JC was on my heels, the La Perla bag full of scanty underwear and vegetables for my sister’s breakfast banging against his leg as we ran through the long halls of Port Authority. No one followed us. No one even called out after us, but we kept going until we were out the doors and around the corner.
The cool air of the March day perhaps was all I needed to knock some sense into me. I stopped running and leaned against a cement pillar to try to calm my breathing. JC put a hand on the pillar to steady himself.
He met my eyes and we burst into laughter.
We laughed like I’d never laughed before, and I knew that the cause was much more than the knocked-over bin in the Greenmarket. It was from a lifetime of not laughing. A release of all the crap that had been my childhood and the parts that had followed into adulthood. I’d always thought I grew up in a drama, but now, in this moment, it felt more comic than any sitcom I’d ever watched on TV.
It felt like letting go. And it was exhilarating.
Next to me, JC laughed just as hard and just as long, and if I hadn’t figured it out before, I knew now that he must have the same sorts of hurts built up that needed as much of a release as mine. I wondered about them as I wiped tears from my eyes. I wondered how it had been so easy for him to recognize them in me and why it had taken me longer to figure out the same about him. I wondered how he knew that spending the day with me was exactly what we both needed. How he knew to ignore our non-attachment rules and connect instead.

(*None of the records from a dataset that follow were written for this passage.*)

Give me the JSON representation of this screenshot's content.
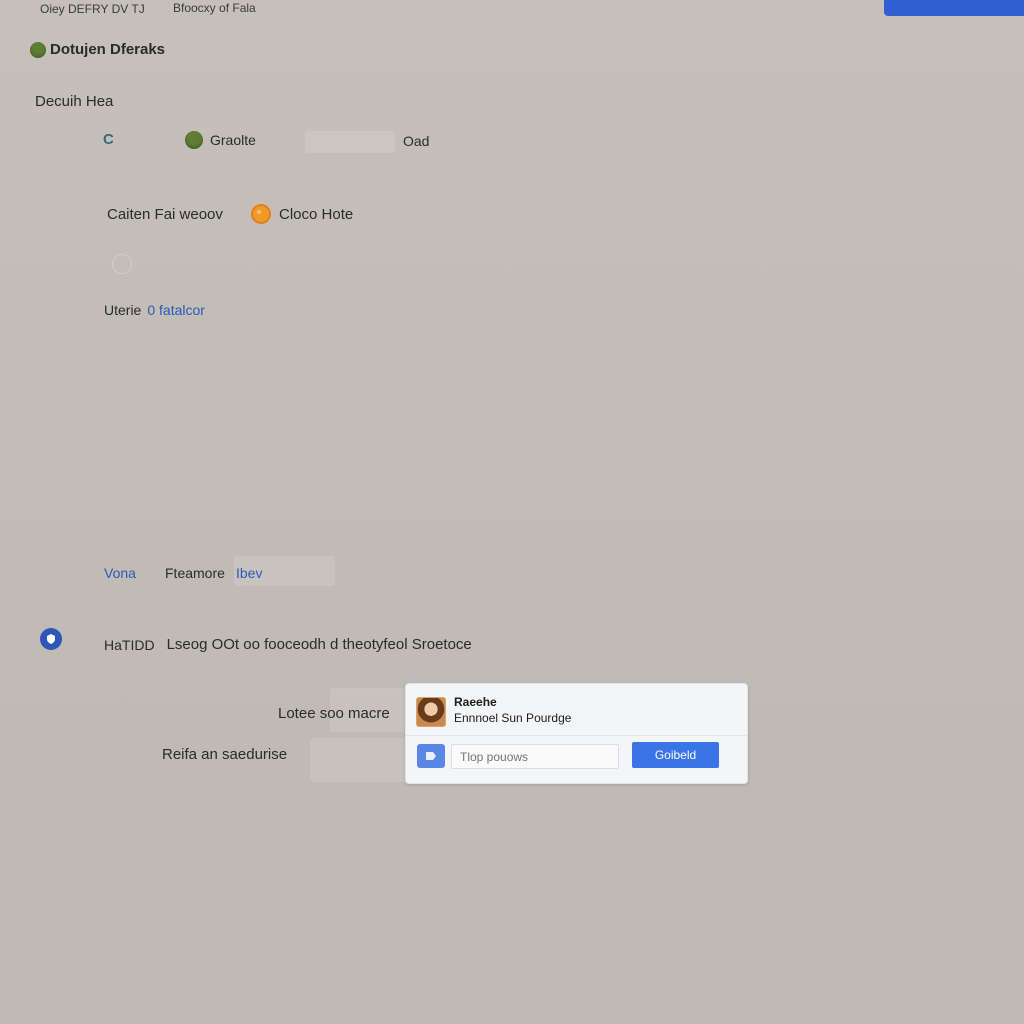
{
  "topbar": {
    "left_text": "Oiey DEFRY DV TJ",
    "mid_text": "Bfoocxy of Fala"
  },
  "header": {
    "title": "Dotujen Dferaks"
  },
  "section": {
    "heading": "Decuih Hea"
  },
  "row1": {
    "back_glyph": "C",
    "label": "Graolte",
    "right_label": "Oad"
  },
  "row2": {
    "left_label": "Caiten Fai weoov",
    "right_label": "Cloco Hote"
  },
  "row3": {
    "prefix": "Uterie",
    "link": "0 fatalcor"
  },
  "tabs": {
    "a": "Vona",
    "b": "Fteamore",
    "c": "Ibev"
  },
  "notice": {
    "prefix": "HaTIDD",
    "text": "Lseog OOt oo fooceodh d theotyfeol Sroetoce"
  },
  "fields": {
    "loc_label": "Lotee soo macre",
    "reply_label": "Reifa an saedurise"
  },
  "popup": {
    "title": "Raeehe",
    "subtitle": "Ennnoel Sun Pourdge",
    "input_placeholder": "Tlop pouows",
    "button_label": "Goibeld"
  },
  "colors": {
    "accent_blue": "#2f5fd0",
    "button_blue": "#3a74e6",
    "green_status": "#5f7d33",
    "orange_status": "#f09a2a",
    "background": "#c3bdb7"
  }
}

I glanced at him doubled over, the La Perla bag dropped at his feet, and suddenly I had a revelation. It might be what he needed, but it wasn’t what JC wanted. Just like me, he hadn’t wanted to get intimate. He hadn’t planned to take me out into the world and test my boundaries. He hadn’t planned to ask me questions about my personal life. He hadn’t planned to look at me with an emotion that was so much more than want. And when he had, he panicked. Stealing the oranges had been his way of trying to regain his composure. It was his reminder that the world could fuck off. It hadn’t been for me at all. It had been for him.
And it hadn’t worked. Because behind the amusement in his eyes was the same emotion he’d tried to hide. More vibrant now. More pure.

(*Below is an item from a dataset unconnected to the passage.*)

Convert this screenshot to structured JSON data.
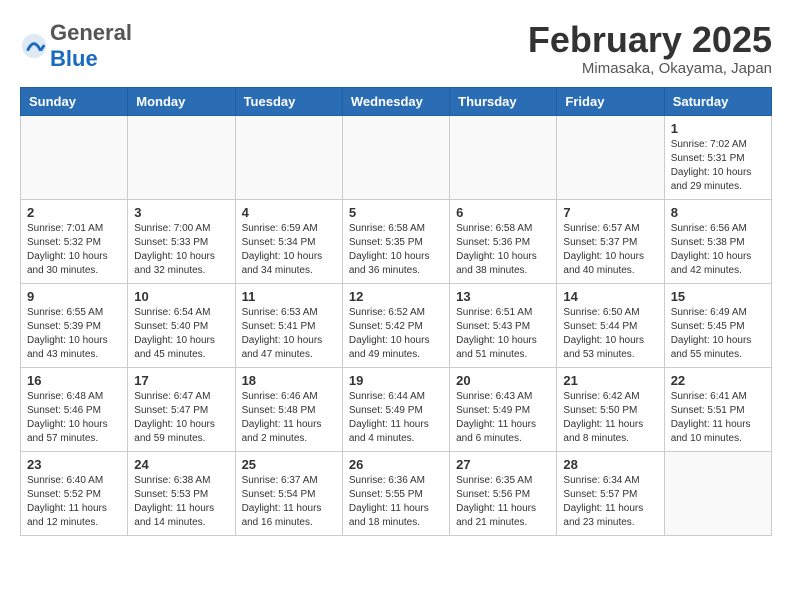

So a minute later when we’d finished laughing and we’d somewhat found our breath again, it wasn’t a complete surprise to find him moving toward me and me toward him. Our lips met and locked.
He cupped his hand around my neck and brought me closer to him, holding me firmly. As if he were frightened I’d pull away. Gently, he kissed first my bottom lip, then my top. Then his tongue swept in, teasing me. Tasting me. With sweet surrender, I opened for him. Sweeter still, he opened for me.
We kissed with the exploration of a first kiss. Tentatively at first, then with complete and utter focus. Because even though we’d had our mouths on each other before, it had always been in the context of sex. And while there was enough passion in this embrace to lead there, it wasn’t the reason for it.
We lingered in this kiss. We lavished. We luxuriated. I wrapped my arms around his neck to draw him nearer, then clung on tighter to support my weak knees. I fell into him. I melted.
And he melted into me. Filling my spaces, smothering my emptiness. Making me whole. Making me free.
Chapter Eleven
This time, in the cab back to the hotel, JC didn’t chat with the driver. He gave directions then turned to look at me, his eyes burning and blazing with want and affection. And I, usually one to buckle up and pray during a taxi ride through the city, climbed into his lap, straddling him. Again, our lips met. His hand tangled in my hair and my hands cupped his face as my tongue traced love notes along his. The ante was upped now. No longer was this kiss not about sex. Now, it was foreplay. The most tender, sweet foreplay that I’d ever experienced. Even with the cabbie shouting obscenities at the road behind me.